MOCCAFest: It’s Where the Art is this Weekend!
Starting bright and early (well, 11:00. . . ) this Saturday morning is the MoCCA Arts Festival, which is Comic-Con for those whose favorite ‘comic book’ movie is Ghost World.
This convention, focusing on independent and small press comics/creators, was first organized in 2002 by the Museum of Comic and Cartoon Art, an organization whose mission was to, “promote the understanding and appreciation of comic and cartoon art along with the artistic, cultural, and historical impact of what is the world’s most popular art form.” The museum lost its home but was luckily (for both sides) acquired by the Society of Illustrators in 2013. The society has continued hosting the event, which is run by Society staffers and friendly, intelligent, and attractive volunteers (full disclosure: I’m volunteering on Saturday).
MoCCA Fest will be at a new location this year. The main site will be at the Metropolitan West (639 W. 46th Street, between 11th and 12th avenues) with panels and discussions being held around the corner at the appropriately titled Ink48 hotel (653 11th Avenue). Panels will include spotlights on creators like Sonny Liew (creator of the recently released The Art of Charlie Chan Hock Chye) and Phoebe Gloeckner, (author of The Diary of a Teenage Girl) as well as panels on subjects like, “Making Comics for Younger Readers,” and, “Autobiography: Revealing the Self in Comics.”
The exhibitor hall will house the MoCCA Gallery, displaying work by featured artists including the aforementioned Liew, Cece Bell (author of the Newberry Medal of Honor winner El Deafo), and others, as well as a café. But the main attraction – as with any convention – is the exhibition floor. This is what it’s all about! This is where creators and publishers set up tables and booths to showcase their work and wares. You can browse and buy books, prints, t-shirts, stickers, pillows – whatever can be drawn on will have been drawn on. Sometimes cut and sewn and THEN drawn on! Many artists are available to take commissions for original sketches as well. The main pleasure, though, is the opportunity to meet and talk to the weird and wonderful creators themselves.
The combining of words with drawn pictures in a static medium makes comics an intensely personal art form. While it’s been used with some success in other genres (did you know that, before he was a movie star, Batman was in comics? It’s a fact!), its greatest strength is in its ability to convey subjective, personal, first-person, experiential truth. That’s probably why independent comics tilt so much toward the autobiographical or confessional.
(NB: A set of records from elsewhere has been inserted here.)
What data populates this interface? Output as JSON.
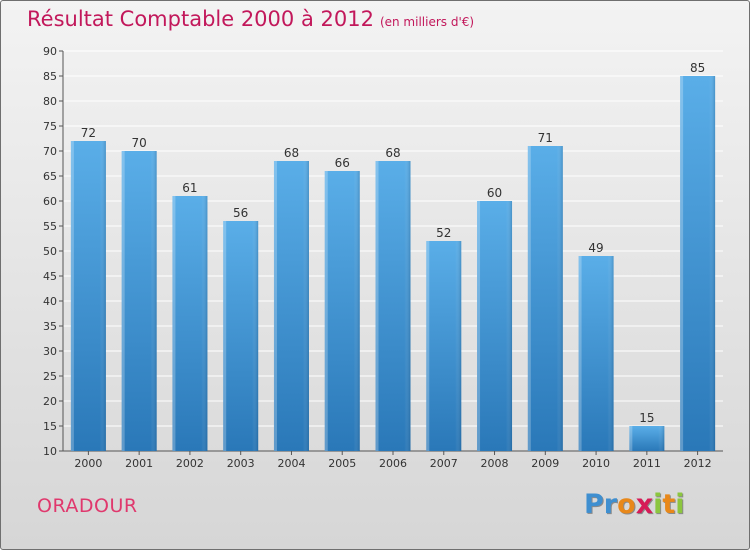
{
  "chart_data": {
    "type": "bar",
    "title": "Résultat Comptable 2000 à 2012",
    "subtitle": "(en milliers d'€)",
    "categories": [
      "2000",
      "2001",
      "2002",
      "2003",
      "2004",
      "2005",
      "2006",
      "2007",
      "2008",
      "2009",
      "2010",
      "2011",
      "2012"
    ],
    "values": [
      72,
      70,
      61,
      56,
      68,
      66,
      68,
      52,
      60,
      71,
      49,
      15,
      85
    ],
    "ylim": [
      10,
      90
    ],
    "yticks": [
      10,
      15,
      20,
      25,
      30,
      35,
      40,
      45,
      50,
      55,
      60,
      65,
      70,
      75,
      80,
      85,
      90
    ],
    "grid": true,
    "bar_color_top": "#5aaee8",
    "bar_color_bottom": "#2a78b8"
  },
  "commune": "ORADOUR",
  "logo": {
    "letters": [
      "P",
      "r",
      "o",
      "x",
      "i",
      "t",
      "i"
    ],
    "colors": [
      "#3f8fd0",
      "#3f8fd0",
      "#e8881a",
      "#d61b57",
      "#8cc63f",
      "#e8881a",
      "#8cc63f"
    ]
  },
  "colors": {
    "title": "#c2185b",
    "commune": "#e0386d"
  }
}
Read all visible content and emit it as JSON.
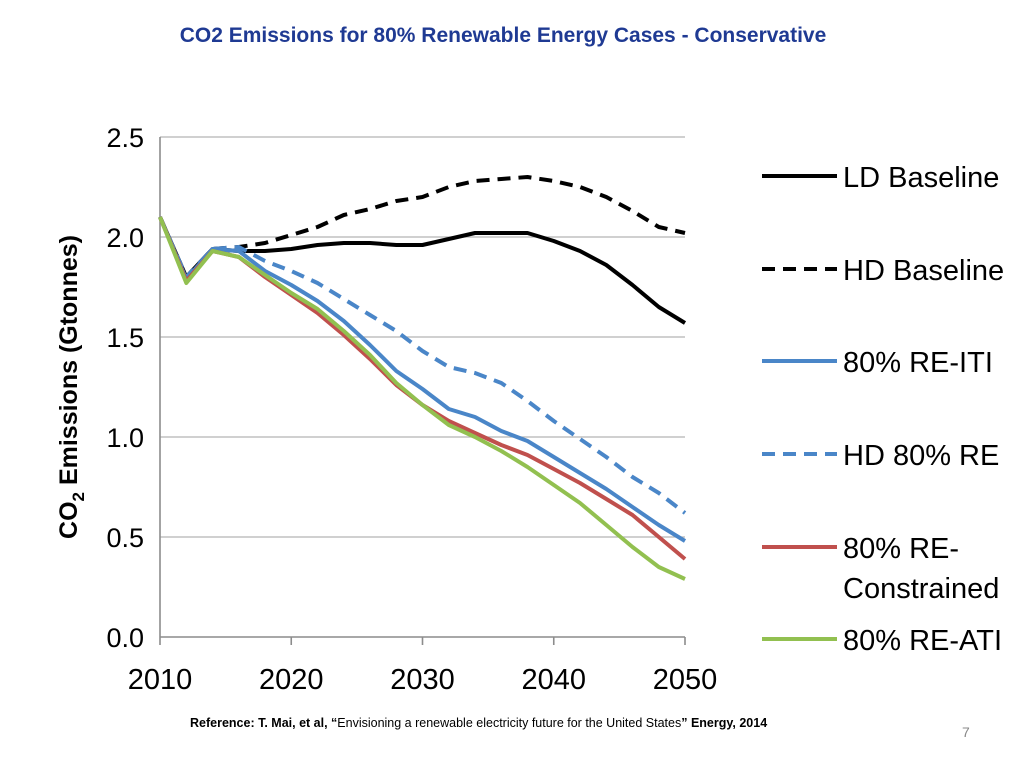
{
  "slide": {
    "title": "CO2 Emissions for 80% Renewable Energy Cases - Conservative",
    "reference": {
      "prefix": "Reference:  T. Mai, et al, “",
      "text": "Envisioning a renewable electricity future for the United States",
      "suffix": "” Energy, 2014"
    },
    "page_number": "7"
  },
  "chart_data": {
    "type": "line",
    "title": "",
    "xlabel": "",
    "ylabel_main": "CO",
    "ylabel_sub": "2",
    "ylabel_rest": " Emissions (Gtonnes)",
    "xlim": [
      2010,
      2050
    ],
    "ylim": [
      0,
      2.5
    ],
    "x_ticks": [
      "2010",
      "2020",
      "2030",
      "2040",
      "2050"
    ],
    "y_ticks": [
      "0.0",
      "0.5",
      "1.0",
      "1.5",
      "2.0",
      "2.5"
    ],
    "grid": "horizontal",
    "legend_position": "right",
    "series": [
      {
        "name": "LD Baseline",
        "color": "#000000",
        "dash": "solid",
        "x": [
          2010,
          2012,
          2014,
          2016,
          2018,
          2020,
          2022,
          2024,
          2026,
          2028,
          2030,
          2032,
          2034,
          2036,
          2038,
          2040,
          2042,
          2044,
          2046,
          2048,
          2050
        ],
        "values": [
          2.1,
          1.8,
          1.94,
          1.93,
          1.93,
          1.94,
          1.96,
          1.97,
          1.97,
          1.96,
          1.96,
          1.99,
          2.02,
          2.02,
          2.02,
          1.98,
          1.93,
          1.86,
          1.76,
          1.65,
          1.57
        ]
      },
      {
        "name": "HD Baseline",
        "color": "#000000",
        "dash": "dash",
        "x": [
          2010,
          2012,
          2014,
          2016,
          2018,
          2020,
          2022,
          2024,
          2026,
          2028,
          2030,
          2032,
          2034,
          2036,
          2038,
          2040,
          2042,
          2044,
          2046,
          2048,
          2050
        ],
        "values": [
          2.1,
          1.8,
          1.94,
          1.95,
          1.97,
          2.01,
          2.05,
          2.11,
          2.14,
          2.18,
          2.2,
          2.25,
          2.28,
          2.29,
          2.3,
          2.28,
          2.25,
          2.2,
          2.13,
          2.05,
          2.02
        ]
      },
      {
        "name": "80% RE-ITI",
        "color": "#4a86c8",
        "dash": "solid",
        "x": [
          2010,
          2012,
          2014,
          2016,
          2018,
          2020,
          2022,
          2024,
          2026,
          2028,
          2030,
          2032,
          2034,
          2036,
          2038,
          2040,
          2042,
          2044,
          2046,
          2048,
          2050
        ],
        "values": [
          2.1,
          1.79,
          1.94,
          1.93,
          1.83,
          1.76,
          1.68,
          1.58,
          1.46,
          1.33,
          1.24,
          1.14,
          1.1,
          1.03,
          0.98,
          0.9,
          0.82,
          0.74,
          0.65,
          0.56,
          0.48
        ]
      },
      {
        "name": "HD 80% RE",
        "color": "#4a86c8",
        "dash": "dash",
        "x": [
          2010,
          2012,
          2014,
          2016,
          2018,
          2020,
          2022,
          2024,
          2026,
          2028,
          2030,
          2032,
          2034,
          2036,
          2038,
          2040,
          2042,
          2044,
          2046,
          2048,
          2050
        ],
        "values": [
          2.1,
          1.8,
          1.94,
          1.95,
          1.88,
          1.83,
          1.77,
          1.69,
          1.61,
          1.53,
          1.43,
          1.35,
          1.32,
          1.27,
          1.18,
          1.08,
          0.99,
          0.9,
          0.8,
          0.72,
          0.62
        ]
      },
      {
        "name": "80% RE-Constrained",
        "color": "#c0504d",
        "dash": "solid",
        "x": [
          2010,
          2012,
          2014,
          2016,
          2018,
          2020,
          2022,
          2024,
          2026,
          2028,
          2030,
          2032,
          2034,
          2036,
          2038,
          2040,
          2042,
          2044,
          2046,
          2048,
          2050
        ],
        "values": [
          2.1,
          1.78,
          1.93,
          1.9,
          1.8,
          1.71,
          1.62,
          1.51,
          1.39,
          1.26,
          1.16,
          1.08,
          1.02,
          0.96,
          0.91,
          0.84,
          0.77,
          0.69,
          0.61,
          0.5,
          0.39
        ]
      },
      {
        "name": "80% RE-ATI",
        "color": "#92c050",
        "dash": "solid",
        "x": [
          2010,
          2012,
          2014,
          2016,
          2018,
          2020,
          2022,
          2024,
          2026,
          2028,
          2030,
          2032,
          2034,
          2036,
          2038,
          2040,
          2042,
          2044,
          2046,
          2048,
          2050
        ],
        "values": [
          2.1,
          1.77,
          1.93,
          1.9,
          1.81,
          1.72,
          1.64,
          1.53,
          1.41,
          1.27,
          1.16,
          1.06,
          1.0,
          0.93,
          0.85,
          0.76,
          0.67,
          0.56,
          0.45,
          0.35,
          0.29
        ]
      }
    ],
    "legend": [
      {
        "series": 0,
        "lines": [
          "LD Baseline"
        ]
      },
      {
        "series": 1,
        "lines": [
          "HD Baseline"
        ]
      },
      {
        "series": 2,
        "lines": [
          "80% RE-ITI"
        ]
      },
      {
        "series": 3,
        "lines": [
          "HD 80% RE"
        ]
      },
      {
        "series": 4,
        "lines": [
          "80% RE-",
          "Constrained"
        ]
      },
      {
        "series": 5,
        "lines": [
          "80% RE-ATI"
        ]
      }
    ]
  }
}
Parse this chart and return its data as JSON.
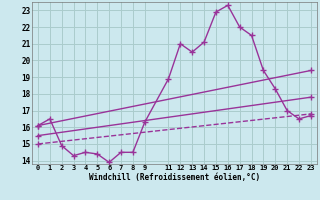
{
  "xlabel": "Windchill (Refroidissement éolien,°C)",
  "bg_color": "#cce8ee",
  "grid_color": "#aacccc",
  "line_color": "#993399",
  "xlim": [
    -0.5,
    23.5
  ],
  "ylim": [
    13.8,
    23.5
  ],
  "xticks": [
    0,
    1,
    2,
    3,
    4,
    5,
    6,
    7,
    8,
    9,
    11,
    12,
    13,
    14,
    15,
    16,
    17,
    18,
    19,
    20,
    21,
    22,
    23
  ],
  "yticks": [
    14,
    15,
    16,
    17,
    18,
    19,
    20,
    21,
    22,
    23
  ],
  "line1_x": [
    0,
    1,
    2,
    3,
    4,
    5,
    6,
    7,
    8,
    9,
    11,
    12,
    13,
    14,
    15,
    16,
    17,
    18,
    19,
    20,
    21,
    22,
    23
  ],
  "line1_y": [
    16.1,
    16.5,
    14.9,
    14.3,
    14.5,
    14.4,
    13.9,
    14.5,
    14.5,
    16.3,
    18.9,
    21.0,
    20.5,
    21.1,
    22.9,
    23.3,
    22.0,
    21.5,
    19.4,
    18.3,
    17.0,
    16.5,
    16.7
  ],
  "line2_x": [
    0,
    23
  ],
  "line2_y": [
    16.1,
    19.4
  ],
  "line3_x": [
    0,
    23
  ],
  "line3_y": [
    15.0,
    16.8
  ],
  "line4_x": [
    0,
    23
  ],
  "line4_y": [
    15.5,
    17.8
  ]
}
Conversely, the same qualities make reading a comic much more visceral and experiential for a reader. You are experiencing what is happening in the artist’s head, like a proto, lo-fi, Virtual Reality rig. Getting a chance to meet an artist, to see his or her face, to hear his or her voice when reading the words, adds another layer of intimacy (or maybe removes another layer of distance) that is well worth the $5.00 admission price to get on the floor.
The MoCCA Fest runs from 11:00 to 6:00 on Saturday and Sunday, April 2 and 3. It’s also smack dab in the center of Comic and Cartoon Art Week, with events scheduled through Sunday, April 4th. This includes German graphic novel artist, Reinhard Kleist drawing while being interviewed at the Goethe institute on Friday night, as well as book release parties and drink-and-draws around Manhattan and Brooklyn.
MoCCA Fest 2016
Metropolitan West (639 W. 46th Street, between 11th and 12th avenues)
April 2nd-3rd from 11:00 am – 6:00 pm
Admission price: $5.00
Tickets available at the door. Cash and credit cards accepted. Children under 12 are free.
Reading comic books makes you a better person. Reading independent comics makes you even better than that!